O primeiro espaço ocupado, a primeira fazenda foi lá em Franco da Rocha. Lá virou assentamento, é um assentamento do ITESP [(Dom Tomás Balduíno)]. Um ano depois foi feita a ocupação aqui, e a gente está até hoje nessa luta. E teve uma outra ocupação na Grande São Paulo, lá em Cajamar, que é o Dom Pedro Casaldáliga, um assentamento do INCRA. Este acampamento aqui recebeu o nome dela, Comuna da Terra Irmã Alberta. Foi feita essa homenagem a ela porque ela já estava atuando, caminhando junto com o MST em vários estados do Brasil.

Foto: Dionizio Bueno, julho/2023

Mas a Irmã Alberta ajudou não só as pessoas do Movimento dos Sem Terra, do movimento rural, dos movimentos sociais rurais. Ela também ajudou muita gente, ela foi da Pastoral Carcerária, ela foi dos Direitos Humanos, ela era uma freira militante. Andava de hábito, e tudo mais. Estava na igreja, mas quando alguém dizia assim, “Precisa da senhora, Irmã Alberta, para mediar um conflito, para ajudar as famílias, para ajudar num momento tenso de despejo, numa negociação na Secretaria de Justiça, no Gabinete”, ela ia. Esses parlamentares respeitavam muito ela. Ela fazia uma fala segura, era uma mulher que tinha conhecimento das coisas.

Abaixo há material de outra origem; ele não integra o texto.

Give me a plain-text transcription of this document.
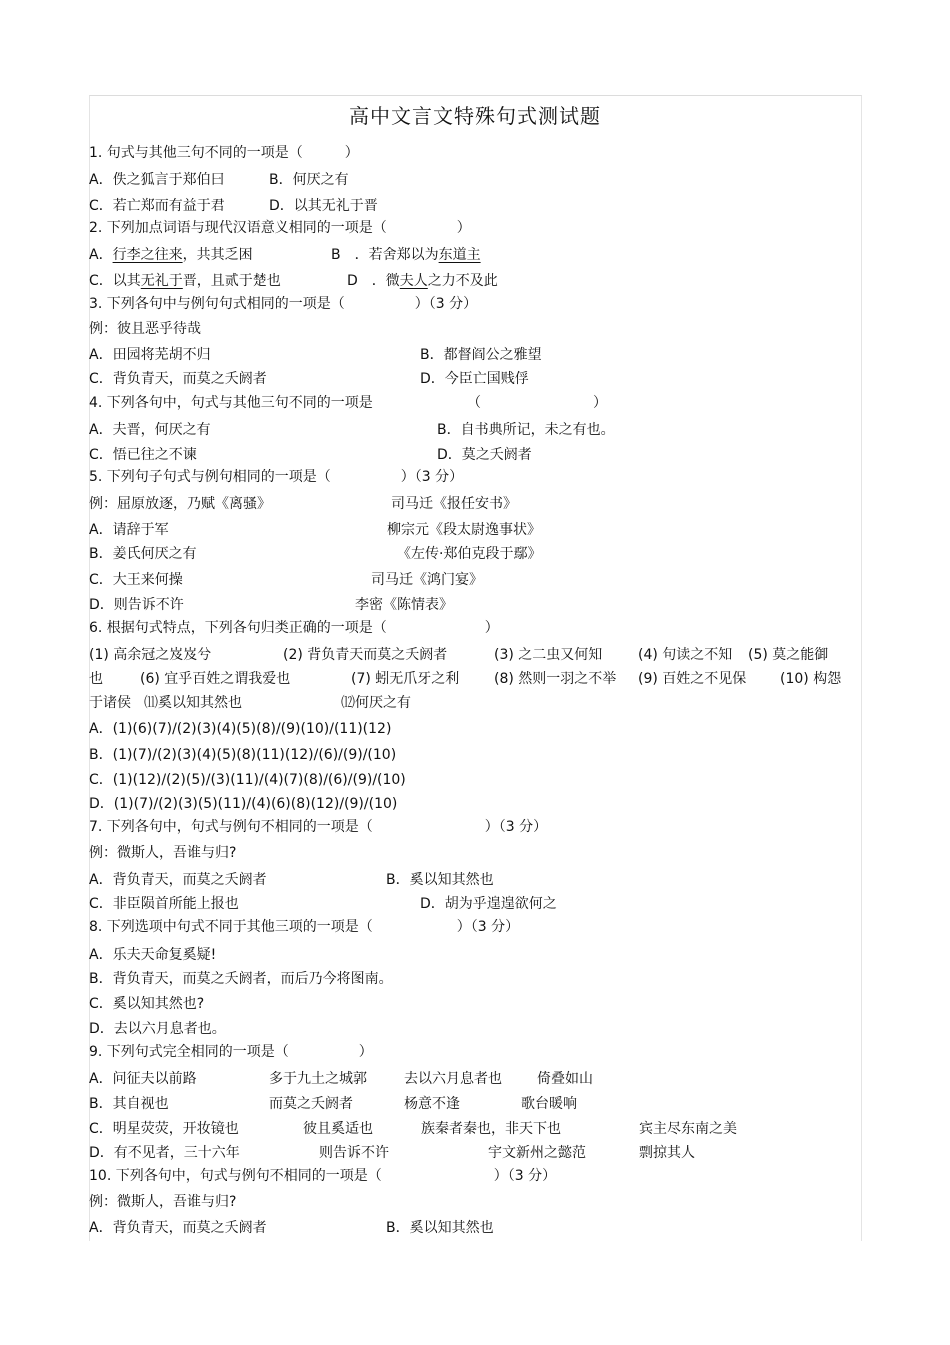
高中文言文特殊句式测试题
1. 句式与其他三句不同的一项是（　　　）
A．佚之狐言于郑伯曰	B．何厌之有
C．若亡郑而有益于君	D．以其无礼于晋
2. 下列加点词语与现代汉语意义相同的一项是（　　　　　）
A．行李之往来，共其乏困	B　．若舍郑以为东道主
C．以其无礼于晋，且贰于楚也	D　．微夫人之力不及此
3. 下列各句中与例句句式相同的一项是（　　　　　）（3 分）
例：彼且恶乎待哉
A．田园将芜胡不归	B．都督阎公之雅望
C．背负青天，而莫之夭阏者	D．今臣亡国贱俘
4. 下列各句中，句式与其他三句不同的一项是	（　　　　　　　　）
A．夫晋，何厌之有	B．自书典所记，未之有也。
C．悟已往之不谏	D．莫之夭阏者
5. 下列句子句式与例句相同的一项是（　　　　　）（3 分）
例：屈原放逐，乃赋《离骚》	司马迁《报任安书》
A．请辞于军	柳宗元《段太尉逸事状》
B．姜氏何厌之有	《左传·郑伯克段于鄢》
C．大王来何操	司马迁《鸿门宴》
D．则告诉不许	李密《陈情表》
6. 根据句式特点，下列各句归类正确的一项是（　　　　　　　）
(1) 高余冠之岌岌兮	(2) 背负青天而莫之夭阏者	(3) 之二虫又何知	(4) 句读之不知 (5) 莫之能御
也	(6) 宜乎百姓之谓我爱也	(7) 蚓无爪牙之利 (8) 然则一羽之不举 (9) 百姓之不见保 (10) 构怨
于诸侯 ⑾奚以知其然也	⑿何厌之有
A．(1)(6)(7)/(2)(3)(4)(5)(8)/(9)(10)/(11)(12)
B．(1)(7)/(2)(3)(4)(5)(8)(11)(12)/(6)/(9)/(10)
C．(1)(12)/(2)(5)/(3)(11)/(4)(7)(8)/(6)/(9)/(10)
D．(1)(7)/(2)(3)(5)(11)/(4)(6)(8)(12)/(9)/(10)
7. 下列各句中，句式与例句不相同的一项是（　　　　　　　　）（3 分）
例：微斯人，吾谁与归?
A．背负青天，而莫之夭阏者	B．奚以知其然也
C．非臣陨首所能上报也	D．胡为乎遑遑欲何之
8. 下列选项中句式不同于其他三项的一项是（　　　　　　）（3 分）
A．乐夫天命复奚疑!
B．背负青天，而莫之夭阏者，而后乃今将图南。
C．奚以知其然也?
D．去以六月息者也。
9. 下列句式完全相同的一项是（　　　　　）
A．问征夫以前路	多于九土之城郭	去以六月息者也	倚叠如山
B．其自视也	而莫之夭阏者	杨意不逢	歌台暖响
C．明星荧荧，开妆镜也	彼且奚适也	族秦者秦也，非天下也	宾主尽东南之美
D．有不见者，三十六年	则告诉不许	宇文新州之懿范	剽掠其人
10. 下列各句中，句式与例句不相同的一项是（　　　　　　　　）（3 分）
例：微斯人，吾谁与归?
A．背负青天，而莫之夭阏者	B．奚以知其然也
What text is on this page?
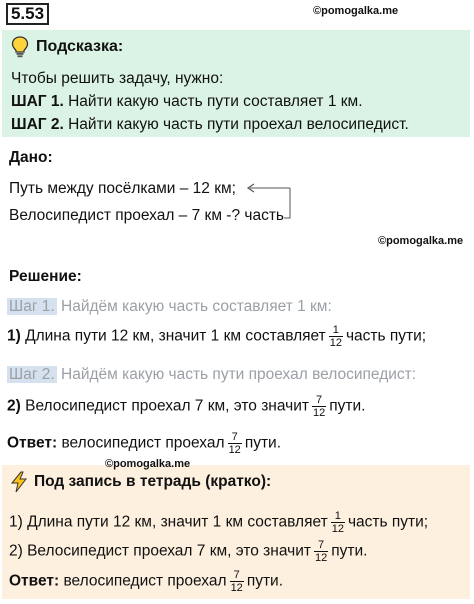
5.53	©pomogalka.me
Подсказка:
Чтобы решить задачу, нужно:
ШАГ 1. Найти какую часть пути составляет 1 км.
ШАГ 2. Найти какую часть пути проехал велосипедист.
Дано:
Путь между посёлками – 12 км;
Велосипедист проехал – 7 км -? часть
©pomogalka.me
Решение:
Шаг 1. Найдём какую часть составляет 1 км:
1) Длина пути 12 км, значит 1 км составляет $\frac{1}{12}$ часть пути;
Шаг 2. Найдём какую часть пути проехал велосипедист:
2) Велосипедист проехал 7 км, это значит $\frac{7}{12}$ пути.
Ответ: велосипедист проехал $\frac{7}{12}$ пути.
©pomogalka.me
Под запись в тетрадь (кратко):
1) Длина пути 12 км, значит 1 км составляет $\frac{1}{12}$ часть пути;
2) Велосипедист проехал 7 км, это значит $\frac{7}{12}$ пути.
Ответ: велосипедист проехал $\frac{7}{12}$ пути.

A Irmã Alberta foi homenageada porque a gente achou justo. Ela era da tua altura [aponta para uma moça de baixa estatura que escuta o relato]. Ela até dizia assim: “Mas eu não morrri ainda!” [pronuncia um ‘R’ forte, imitando sotaque italiano, provocando risos]. Foi homenageada em vida mesmo. Ela morreu com 97 anos. Deixou um legado e um exemplo que a gente não pode esquecer.

Então eu estou trazendo aqui só um pouquinho da história de Irmã Alberta. Ela era uma ameaça. Mesmo daquele tamanhozinho, ela ficava entre aqueles policiais enormes assim. Aí, quando as famílias precisavam de uma palavra, ela dizia, “Deixa eu conversar com o meu pessoal”. Porque a polícia fecha os portões e não deixa ninguém entrar. Mas ela, eles liberavam. Então a Irmã Alberta, ao mesmo tempo que ela era a delicadeza em pessoa, o amor em pessoa, ela era uma ameaça. Gente, as pessoas às vezes viram ameaça mesmo, né?

Ela caminhou muito junto do nosso lado, fazendo a sua tarefa, cumprindo a sua missão de freira que está numa pastoral como a Pastoral da Terra. Em todos os momentos que a Comuna da Terra Irmã Alberta precisou se mobilizar, se manifestar, Irmã Alberta estava junto conosco. Ela era de visitar as famílias, era de conversar com as famílias, era de estar sempre trazendo a mensagem. A gente precisa nunca esquecer dessa força, desse legado, desse exemplo de mulher religiosa, porém com posições políticas muito acertadas, nos momentos certos, naquilo que a gente precisava. A gente tem aqui uma satisfação imensa de ter tido ela caminhando com a gente.

No momento em que ela já estava bastante debilitada, com a saúde precária, ela teve todo o apoio, todo o conforto, toda a assistência que a gente podia dar, e que demos. Ela morreu com 97 anos, de uma vida inteira de muito trabalho, de muita resistência também. Viveu longe dos seus familiares, longe do seu país.

E eu sempre digo: vida merecida, de 97 anos. Ela viveu para servir! Ela esteve aqui para nos ajudar. E ela vai continuar influenciando sempre na nossa luta, abençoando sempre a nossa luta.

(Relato registrado em 16 de setembro de 2023, com informações complementares da própria autora.)